Один из рассказов позднего Маканина так и называется — «Сюр в Пролетарском районе».
Чужеземная приставка, ставшая у нас словечком, «сюр», придет к Маканину гораздо позже, чем упрямая суть его в высшей степени определенной манеры.
По году рождения (1937-й) Маканина можно было бы причислить к «шестидесятникам». По возрасту, но не по литературному происхождению: он не из московского или питерского круга (или кружка). Его первые опыты не были предъявлены благожелательным мэтрам, не появились в катаевской «Юности». Молодость «шестидесятников» была прекрасна и соблазнительна, несмотря на партийно-государственные окрики и разборки.
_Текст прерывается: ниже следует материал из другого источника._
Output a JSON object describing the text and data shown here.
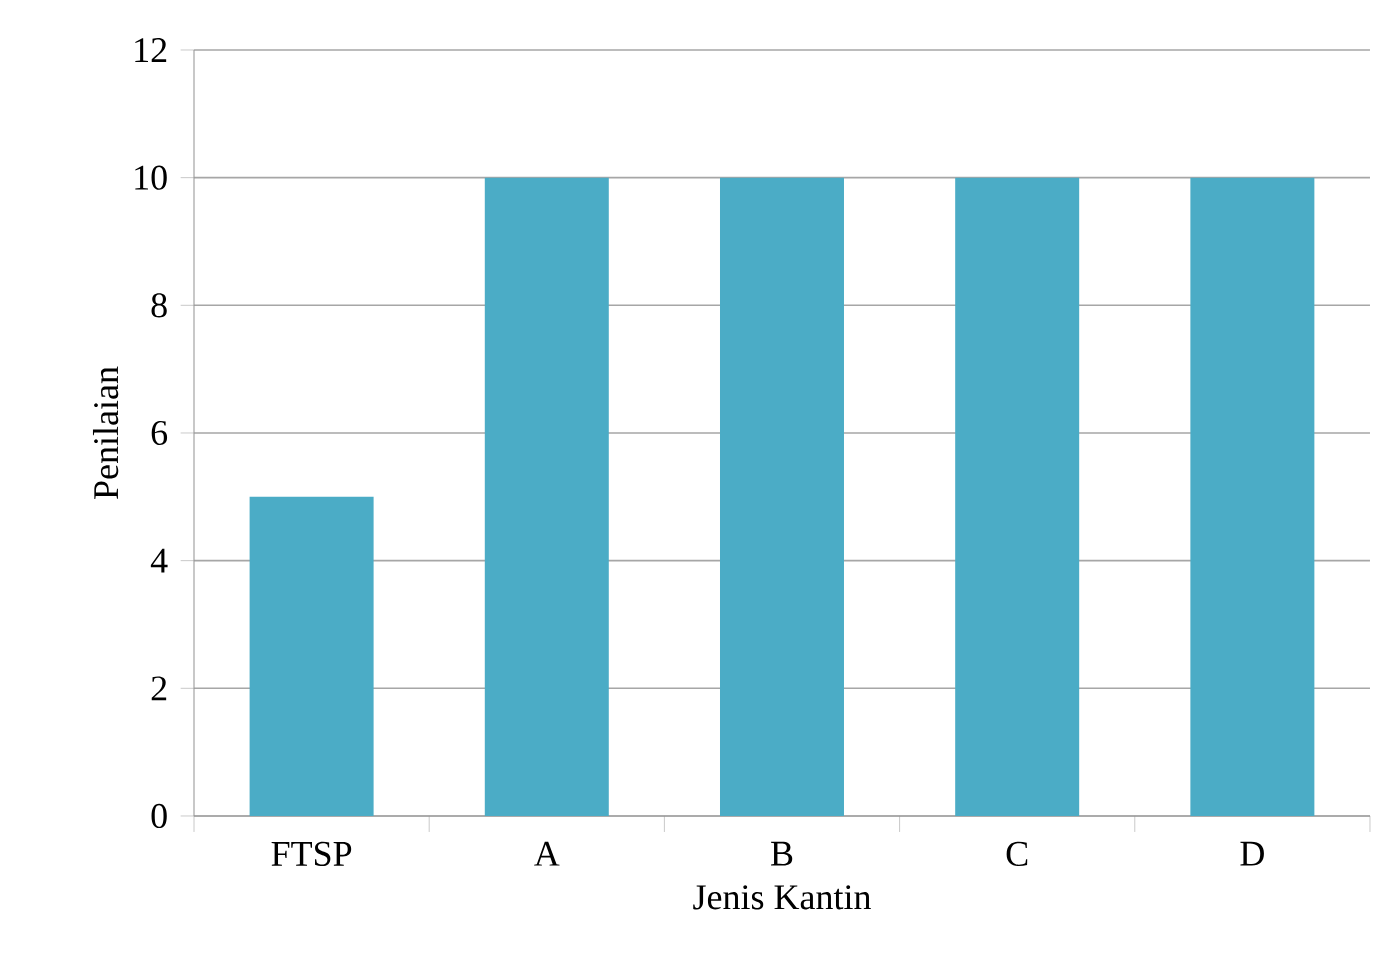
{
  "chart_data": {
    "type": "bar",
    "xlabel": "Jenis Kantin",
    "ylabel": "Penilaian",
    "categories": [
      "FTSP",
      "A",
      "B",
      "C",
      "D"
    ],
    "values": [
      5,
      10,
      10,
      10,
      10
    ],
    "color": "#4bacc6",
    "ylim": [
      0,
      12
    ],
    "yticks": [
      0,
      2,
      4,
      6,
      8,
      10,
      12
    ],
    "grid": "y"
  }
}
Чем резче были окрики, тем отчетливее слава.
Маканину всего этого не досталось.
«Отставший» — так названа одна из маканинских повестей середины 80-х о юноше, обладающем особой одаренностью. Он — воплощенное чувствилище — каким-то внутренним слухом слышит и ощущает то, что другим недоступно. И — по-своему, конечно — отстает от них. Но и по-своему опережает, отставая. Так и Маканин: «отставший» от «шестидесятников». Но и оставшийся актуальным именно тогда, когда «шестидесятников» подвергли поколенческой «экспертизе». Впрочем, и в случае с экспертизой «отставший», можно сказать, всех опередил.
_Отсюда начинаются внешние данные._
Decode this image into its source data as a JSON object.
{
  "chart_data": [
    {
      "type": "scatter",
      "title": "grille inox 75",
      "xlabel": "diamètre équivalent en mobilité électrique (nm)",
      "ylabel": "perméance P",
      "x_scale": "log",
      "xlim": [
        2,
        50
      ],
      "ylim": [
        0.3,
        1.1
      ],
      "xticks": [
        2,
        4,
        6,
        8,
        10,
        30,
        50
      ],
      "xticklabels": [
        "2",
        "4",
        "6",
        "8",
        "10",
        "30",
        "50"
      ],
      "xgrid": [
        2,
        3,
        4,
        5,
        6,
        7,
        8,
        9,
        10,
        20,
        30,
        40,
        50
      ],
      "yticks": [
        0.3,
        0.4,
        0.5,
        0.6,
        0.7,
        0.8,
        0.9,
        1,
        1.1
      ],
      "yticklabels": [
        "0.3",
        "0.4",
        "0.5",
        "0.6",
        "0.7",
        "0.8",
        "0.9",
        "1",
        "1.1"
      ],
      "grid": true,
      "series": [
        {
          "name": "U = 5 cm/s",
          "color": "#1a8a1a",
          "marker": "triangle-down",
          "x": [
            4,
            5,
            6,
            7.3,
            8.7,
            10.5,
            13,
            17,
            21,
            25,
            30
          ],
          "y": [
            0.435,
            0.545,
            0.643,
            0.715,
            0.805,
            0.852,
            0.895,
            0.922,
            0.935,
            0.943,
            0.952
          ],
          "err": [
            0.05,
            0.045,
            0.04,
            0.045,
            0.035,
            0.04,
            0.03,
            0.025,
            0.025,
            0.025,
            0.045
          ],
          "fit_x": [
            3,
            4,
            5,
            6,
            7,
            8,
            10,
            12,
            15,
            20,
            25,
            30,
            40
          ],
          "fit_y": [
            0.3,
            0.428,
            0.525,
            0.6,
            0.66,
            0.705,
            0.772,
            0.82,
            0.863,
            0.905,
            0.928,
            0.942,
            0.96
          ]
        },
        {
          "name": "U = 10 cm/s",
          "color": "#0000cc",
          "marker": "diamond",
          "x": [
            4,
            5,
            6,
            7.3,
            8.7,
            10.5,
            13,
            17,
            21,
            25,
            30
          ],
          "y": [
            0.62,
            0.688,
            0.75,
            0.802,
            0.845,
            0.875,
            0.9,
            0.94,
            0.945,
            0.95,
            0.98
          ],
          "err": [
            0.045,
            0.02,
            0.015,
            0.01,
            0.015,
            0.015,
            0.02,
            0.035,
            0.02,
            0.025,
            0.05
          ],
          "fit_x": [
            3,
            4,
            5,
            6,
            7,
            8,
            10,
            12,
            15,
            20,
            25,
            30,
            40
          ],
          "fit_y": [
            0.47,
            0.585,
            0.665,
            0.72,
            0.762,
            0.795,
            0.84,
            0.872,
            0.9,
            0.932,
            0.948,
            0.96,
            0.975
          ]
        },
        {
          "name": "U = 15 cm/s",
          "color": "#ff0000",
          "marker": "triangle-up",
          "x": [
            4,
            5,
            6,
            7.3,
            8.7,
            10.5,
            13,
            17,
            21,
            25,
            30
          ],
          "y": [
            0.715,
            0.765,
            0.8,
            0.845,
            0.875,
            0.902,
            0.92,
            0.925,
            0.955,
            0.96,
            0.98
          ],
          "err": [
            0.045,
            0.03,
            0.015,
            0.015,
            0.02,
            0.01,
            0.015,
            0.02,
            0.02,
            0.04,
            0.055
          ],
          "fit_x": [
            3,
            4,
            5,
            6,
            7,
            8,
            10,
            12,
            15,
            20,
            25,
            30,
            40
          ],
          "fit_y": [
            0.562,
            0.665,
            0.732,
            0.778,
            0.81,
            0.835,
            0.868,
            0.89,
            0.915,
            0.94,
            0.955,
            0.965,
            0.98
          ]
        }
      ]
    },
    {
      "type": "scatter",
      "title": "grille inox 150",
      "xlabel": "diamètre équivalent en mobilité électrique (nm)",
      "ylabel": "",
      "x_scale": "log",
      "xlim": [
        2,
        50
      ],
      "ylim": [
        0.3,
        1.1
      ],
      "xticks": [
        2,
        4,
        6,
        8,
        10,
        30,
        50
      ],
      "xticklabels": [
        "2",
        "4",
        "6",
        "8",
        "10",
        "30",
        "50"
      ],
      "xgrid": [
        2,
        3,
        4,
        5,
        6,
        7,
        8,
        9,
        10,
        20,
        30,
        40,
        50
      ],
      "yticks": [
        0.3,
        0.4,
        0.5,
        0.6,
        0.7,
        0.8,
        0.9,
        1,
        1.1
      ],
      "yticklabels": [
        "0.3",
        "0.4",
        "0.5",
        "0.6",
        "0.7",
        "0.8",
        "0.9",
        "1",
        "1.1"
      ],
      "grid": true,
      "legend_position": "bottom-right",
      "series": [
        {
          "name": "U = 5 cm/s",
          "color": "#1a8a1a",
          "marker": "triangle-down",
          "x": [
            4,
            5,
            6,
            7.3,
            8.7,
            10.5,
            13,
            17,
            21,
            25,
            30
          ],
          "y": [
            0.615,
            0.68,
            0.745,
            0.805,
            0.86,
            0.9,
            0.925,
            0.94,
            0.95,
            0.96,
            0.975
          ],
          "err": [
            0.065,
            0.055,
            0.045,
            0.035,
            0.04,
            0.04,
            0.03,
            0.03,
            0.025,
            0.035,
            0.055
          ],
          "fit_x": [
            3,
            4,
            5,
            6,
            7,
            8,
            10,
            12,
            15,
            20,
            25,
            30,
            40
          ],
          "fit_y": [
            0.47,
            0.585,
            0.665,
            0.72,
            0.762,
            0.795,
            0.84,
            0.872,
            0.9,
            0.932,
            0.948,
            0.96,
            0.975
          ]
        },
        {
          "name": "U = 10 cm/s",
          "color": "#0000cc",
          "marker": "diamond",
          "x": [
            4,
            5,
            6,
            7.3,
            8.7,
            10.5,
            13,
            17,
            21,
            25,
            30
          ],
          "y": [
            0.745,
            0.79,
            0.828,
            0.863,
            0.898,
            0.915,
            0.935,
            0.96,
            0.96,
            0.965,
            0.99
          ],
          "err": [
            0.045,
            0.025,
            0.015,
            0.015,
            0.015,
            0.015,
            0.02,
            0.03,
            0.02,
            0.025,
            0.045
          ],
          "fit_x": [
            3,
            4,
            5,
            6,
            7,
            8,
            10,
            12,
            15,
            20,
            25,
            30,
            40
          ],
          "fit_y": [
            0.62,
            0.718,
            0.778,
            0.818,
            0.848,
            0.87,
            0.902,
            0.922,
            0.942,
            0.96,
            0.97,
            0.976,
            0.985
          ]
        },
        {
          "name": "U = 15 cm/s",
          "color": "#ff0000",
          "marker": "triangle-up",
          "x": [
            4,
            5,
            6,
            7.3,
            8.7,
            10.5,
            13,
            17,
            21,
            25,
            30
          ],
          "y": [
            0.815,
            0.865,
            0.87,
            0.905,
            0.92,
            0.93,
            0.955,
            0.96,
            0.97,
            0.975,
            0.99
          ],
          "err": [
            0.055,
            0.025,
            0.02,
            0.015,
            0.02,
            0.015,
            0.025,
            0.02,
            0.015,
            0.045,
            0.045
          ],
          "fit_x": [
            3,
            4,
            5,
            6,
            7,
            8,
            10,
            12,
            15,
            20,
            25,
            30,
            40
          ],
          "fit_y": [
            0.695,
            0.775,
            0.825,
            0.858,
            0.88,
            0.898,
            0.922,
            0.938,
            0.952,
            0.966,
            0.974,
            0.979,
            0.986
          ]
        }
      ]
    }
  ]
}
Еще в 1985-м он пишет, а журнал «Октябрь» печатает его повесть «Один и одна», вызвавшую одну из самых жарких «вокругмаканинских» дискуссий. Именно в этой повести Маканин покусился не столько на самих «шестидесятников», сколько на миф.
Герою его придана типично «шестидесятническая» биография — московско-университетские бурные споры, околокомсомольские страсти, чистота помыслов и поведения, строгость начальства, ссылка-распределение в провинцию. Постаревший, полинявший «шестидесятник» никак не может расстаться с романтическими идеалами своей юности, не замечая того, сколь конфузно (маканинское словцо) и комично его поведение. Комично, конечно же, не столько из-за идеалов, сколько из-за сокрушительного результата — неспособности реализовать ничего из своих прожектов, превратить «мечты» в дело. Нет, он все такой же краснобай, уверенный в неистребимости, неисчерпаемости своей обаятельности и привлекательности (давно, увы, потерянных, растраченных), то ли играющий в «смешного чудака», то ли отчасти им являющийся, милый, «порядочный» человек, — впрочем, ведущий абсолютно бессмысленное существование, и так же бессмысленно погибающий — выкинутым из ночной электрички агрессивной молодежью. То бишь — последующим поколением не оцененный, а вытесненный, затоптанный, развенчанный, униженный и уничтоженный.
Подстать ему и «девушка его поколения», тоже до мозга костей «шестидесятница» по имени Нинель (анаграмма имени «Ленин»), отдающаяся душой театру «Современник» и вечерам поэзии Евтушенко… Чем не пара? Но они никак не могут соединиться, несмотря на то, что у них, как у разведчиков, как у настоящих «агентов» своего поколения, есть свои «пароли», свои половинки игрушки, точно сходящиеся по разлому, свои опознавательные знаки.
Герой по некоторым биографическим деталям, включавшим ссылку-распределение москвича в Кострому, напоминал покойного ныне Игоря Дедкова. Помню, как расшифровывалась мною эта маканинская повесть, помню живое чувство протеста — появилась она накануне «гласности и перестройки», давшим «шестидесятникам» еще один исторический шанс. Тогда же мне казалось, что нелепой гибелью — да и никчемностью — своих героев Маканин несправедливо перечеркнул поколение.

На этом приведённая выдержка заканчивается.